An economy turning sepia

After six months of a new government, the growth plank is unsteady. The July-September quarter saw most companies report an 8% growth in operating profits year-on-year, down from the double-digit growth rates recorded in each of the four preceding quarters. Aggregate sales growth too has dipped to 3.2%, from 10%-plus levels. The state of the economy is best summed up by the huge discounts on cars, offered month after month. Fuel is cheaper and winter keeps vegetables both green and affordable. And yet consumer sentiment remains dormant. Even sighting a vague omen to animate, seems to be eluding both the brave and the timid of the economists. The government is perennially in election mode and fervently engaged in making external friends. The budget keeps it fully tied up to preclude inspiring fresh energy into the domestic economy. The insipid global economic scenario would keep our exports stagnant for a quite a while.
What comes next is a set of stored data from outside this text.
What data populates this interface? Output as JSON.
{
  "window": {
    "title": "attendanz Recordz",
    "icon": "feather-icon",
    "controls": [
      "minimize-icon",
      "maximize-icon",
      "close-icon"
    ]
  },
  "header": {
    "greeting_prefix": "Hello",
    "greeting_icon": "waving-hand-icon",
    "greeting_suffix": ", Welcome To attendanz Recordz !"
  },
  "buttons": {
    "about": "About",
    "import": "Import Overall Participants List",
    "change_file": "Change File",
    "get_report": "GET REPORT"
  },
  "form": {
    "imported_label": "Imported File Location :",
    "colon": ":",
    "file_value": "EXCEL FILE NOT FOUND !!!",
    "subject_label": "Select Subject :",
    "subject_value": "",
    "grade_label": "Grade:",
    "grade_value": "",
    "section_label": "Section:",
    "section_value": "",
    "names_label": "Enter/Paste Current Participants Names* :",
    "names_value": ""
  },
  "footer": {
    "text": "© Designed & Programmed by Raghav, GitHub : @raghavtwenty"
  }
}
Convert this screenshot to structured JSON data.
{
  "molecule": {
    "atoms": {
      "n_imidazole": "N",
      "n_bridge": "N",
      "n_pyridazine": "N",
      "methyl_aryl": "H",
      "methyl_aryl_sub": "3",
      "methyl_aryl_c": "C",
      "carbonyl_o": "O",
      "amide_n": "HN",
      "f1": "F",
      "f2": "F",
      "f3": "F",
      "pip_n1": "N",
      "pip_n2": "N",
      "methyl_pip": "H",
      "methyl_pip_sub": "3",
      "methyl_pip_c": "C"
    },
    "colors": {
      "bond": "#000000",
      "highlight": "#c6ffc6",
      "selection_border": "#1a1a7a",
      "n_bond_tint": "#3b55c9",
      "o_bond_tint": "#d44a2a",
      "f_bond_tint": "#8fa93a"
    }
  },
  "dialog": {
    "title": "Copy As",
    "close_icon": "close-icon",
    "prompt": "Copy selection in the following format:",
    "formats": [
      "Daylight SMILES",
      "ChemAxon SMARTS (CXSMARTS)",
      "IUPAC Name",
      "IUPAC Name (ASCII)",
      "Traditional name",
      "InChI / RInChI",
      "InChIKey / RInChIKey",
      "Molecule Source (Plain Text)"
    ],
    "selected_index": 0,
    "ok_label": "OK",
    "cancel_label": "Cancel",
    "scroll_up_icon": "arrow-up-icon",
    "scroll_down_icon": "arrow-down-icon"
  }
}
Any financial effervescence that we see, remains endemic to stock markets, but in no way seeding capacity addition. If the battery of economy went into gradual discharge under the UPA-2, there is not much evidence of it being put on charge six months down the line. Even a token attempt at reducing key rates as a modest sparkler, is being lost to excessive musing.
Janaki Narayanan, Ghaziabad

For a quick capex revival

At present the government is experiencing difficulty in modifying the land acquisition Act and the success of the insurance Bill appears to be distancing away as the Opposition is not in a mood to cooperate with the Bills which require assent of the Rajya Sabha. No doubt, few projects which are in abeyance can be taken up depending upon the flexibility being developed in clearances. Although equity surge is there, whether it is possible to alter the debt with equity is not something that can be taken for granted. Even the FDI in defence sector is not something which can be easily accessed as it involves issues such as management. There is respite from inflation and it appears that inflation at least will not trouble till there is recovery in the US, Europe and Japan, when there can be a spike in the commodity prices. There are economic issues created out of geopolitical imbroglio in West Asia and Eastern Europe and hence are throwing grim picture about the commodities. India is least empowered to ignite the growth in the falling economies in real sense. However, by offering its own markets, it can increase investment. But in the current circumstances, things are not looking very rosy.